If you’ve been sober for the better part of a year, have spent time being sober in other parties, and are generally more comfortable with your sobriety – but it’s still your first New Year’s Eve – then you should be okay, provided you have another sober friend tag along. While keeping each other company, you can also make sure the other is staying clean no matter what.


Finding Alternatives

If it’s your party, then booze is an absolute no-go. But drinks are still on the menu. The question is – what are we drinking?

Don’t be boring at your own party, especially if you’ve always had an affinity for cocktails. Some people only like it neat and straight, but if you’ve had a thing for the creative side of bartending, then chances are you know your favorites and your not-so-favorites.

Chances are you’ve also tried a mocktail or two, and thought they generally tasted pretty bad. I mean, even in a cocktail, you’re still essentially looking for the buzz – just with an interesting taste to boot. But what if we told you that there was such a thing as a good mocktail? More than one, in fact?

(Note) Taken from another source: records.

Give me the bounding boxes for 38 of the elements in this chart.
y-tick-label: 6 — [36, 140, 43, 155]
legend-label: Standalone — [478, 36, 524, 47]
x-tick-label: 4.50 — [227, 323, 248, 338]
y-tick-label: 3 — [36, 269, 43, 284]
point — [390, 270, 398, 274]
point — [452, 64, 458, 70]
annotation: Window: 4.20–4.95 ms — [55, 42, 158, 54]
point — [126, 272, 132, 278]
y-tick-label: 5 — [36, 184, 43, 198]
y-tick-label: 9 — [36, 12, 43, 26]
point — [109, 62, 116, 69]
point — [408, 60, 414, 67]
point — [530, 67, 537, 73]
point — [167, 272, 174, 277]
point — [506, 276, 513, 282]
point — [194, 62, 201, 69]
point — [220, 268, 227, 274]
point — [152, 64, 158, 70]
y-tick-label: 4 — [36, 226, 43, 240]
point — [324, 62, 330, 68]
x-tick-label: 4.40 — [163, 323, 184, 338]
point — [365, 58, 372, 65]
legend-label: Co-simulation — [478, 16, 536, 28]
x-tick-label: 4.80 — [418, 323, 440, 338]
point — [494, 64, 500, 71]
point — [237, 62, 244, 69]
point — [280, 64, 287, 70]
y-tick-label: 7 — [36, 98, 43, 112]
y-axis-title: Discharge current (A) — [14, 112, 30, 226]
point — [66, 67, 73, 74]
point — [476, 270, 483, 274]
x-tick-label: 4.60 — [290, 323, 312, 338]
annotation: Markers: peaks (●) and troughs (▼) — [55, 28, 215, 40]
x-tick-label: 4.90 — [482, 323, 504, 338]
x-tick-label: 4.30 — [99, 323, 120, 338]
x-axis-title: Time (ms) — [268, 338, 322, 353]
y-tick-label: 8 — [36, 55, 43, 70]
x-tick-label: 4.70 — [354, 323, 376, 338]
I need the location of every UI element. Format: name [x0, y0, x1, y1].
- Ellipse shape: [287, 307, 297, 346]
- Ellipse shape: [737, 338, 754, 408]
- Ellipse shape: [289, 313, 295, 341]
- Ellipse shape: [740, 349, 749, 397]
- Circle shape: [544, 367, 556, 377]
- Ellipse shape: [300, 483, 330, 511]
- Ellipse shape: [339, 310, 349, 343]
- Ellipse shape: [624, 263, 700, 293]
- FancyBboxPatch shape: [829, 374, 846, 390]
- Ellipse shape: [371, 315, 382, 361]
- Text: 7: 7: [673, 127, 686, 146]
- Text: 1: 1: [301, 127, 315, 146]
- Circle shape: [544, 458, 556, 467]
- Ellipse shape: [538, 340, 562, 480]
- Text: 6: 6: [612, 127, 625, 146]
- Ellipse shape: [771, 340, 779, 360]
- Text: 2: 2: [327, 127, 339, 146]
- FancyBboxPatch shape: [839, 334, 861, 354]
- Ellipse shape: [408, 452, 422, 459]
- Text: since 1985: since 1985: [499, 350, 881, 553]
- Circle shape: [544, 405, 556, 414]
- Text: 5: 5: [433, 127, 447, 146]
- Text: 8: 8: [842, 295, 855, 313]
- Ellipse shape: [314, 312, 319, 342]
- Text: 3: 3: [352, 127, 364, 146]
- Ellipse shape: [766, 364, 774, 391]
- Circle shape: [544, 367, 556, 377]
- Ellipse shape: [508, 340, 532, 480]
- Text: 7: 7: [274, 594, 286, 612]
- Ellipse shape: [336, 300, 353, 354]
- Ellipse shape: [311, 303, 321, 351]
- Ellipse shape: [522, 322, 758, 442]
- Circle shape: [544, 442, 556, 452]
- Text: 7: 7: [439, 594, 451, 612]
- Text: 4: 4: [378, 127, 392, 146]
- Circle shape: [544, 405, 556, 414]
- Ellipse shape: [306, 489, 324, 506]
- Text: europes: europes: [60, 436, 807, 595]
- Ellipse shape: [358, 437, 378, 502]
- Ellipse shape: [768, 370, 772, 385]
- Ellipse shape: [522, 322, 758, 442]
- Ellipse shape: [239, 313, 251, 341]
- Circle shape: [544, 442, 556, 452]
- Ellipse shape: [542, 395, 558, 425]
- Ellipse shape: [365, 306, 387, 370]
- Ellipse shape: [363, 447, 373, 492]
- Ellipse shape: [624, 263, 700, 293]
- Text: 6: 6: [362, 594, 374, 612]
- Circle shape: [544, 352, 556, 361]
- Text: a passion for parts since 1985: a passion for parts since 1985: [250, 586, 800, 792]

The Internet is your best friend, with a large variety of interesting and flavorful options for your New Year’s Eve party. If mocktails aren’t your think, stick to specialty drinks, make a theme out of it – like having a drink from a different culture every time the New Year hits a specific time zone on the globe – or just focus all of your creativity into creating good food.

A great big menu of food choices is important, but most people at a party probably won’t be looking for a big meal, or any old party snacks. Stick to simple, easy-to-eat, easy-to-carry foodstuffs that your guests probably haven’t had or aren’t familiar with, as well as a couple easy favorites everyone can flock to if the experiments don’t pan out too well.


Have Something to Do

No party is complete without with some fun to go around. But your definition of fun is going to vary wildly from what other people might think is entertaining. If you’re throwing a party for a specific group of friends, you’ll have to think what you all might enjoy.

It could be a marathon of a favorite show running in the background, a private bet on a card game or board game, video games, karaoke, or something entirely different.

Some people don’t go to parties to celebrate, but to get out of their heads. It can be hard to create the right environment for them without booze to help loosen up and throw off some inhibition. But you need to stick to your boundaries.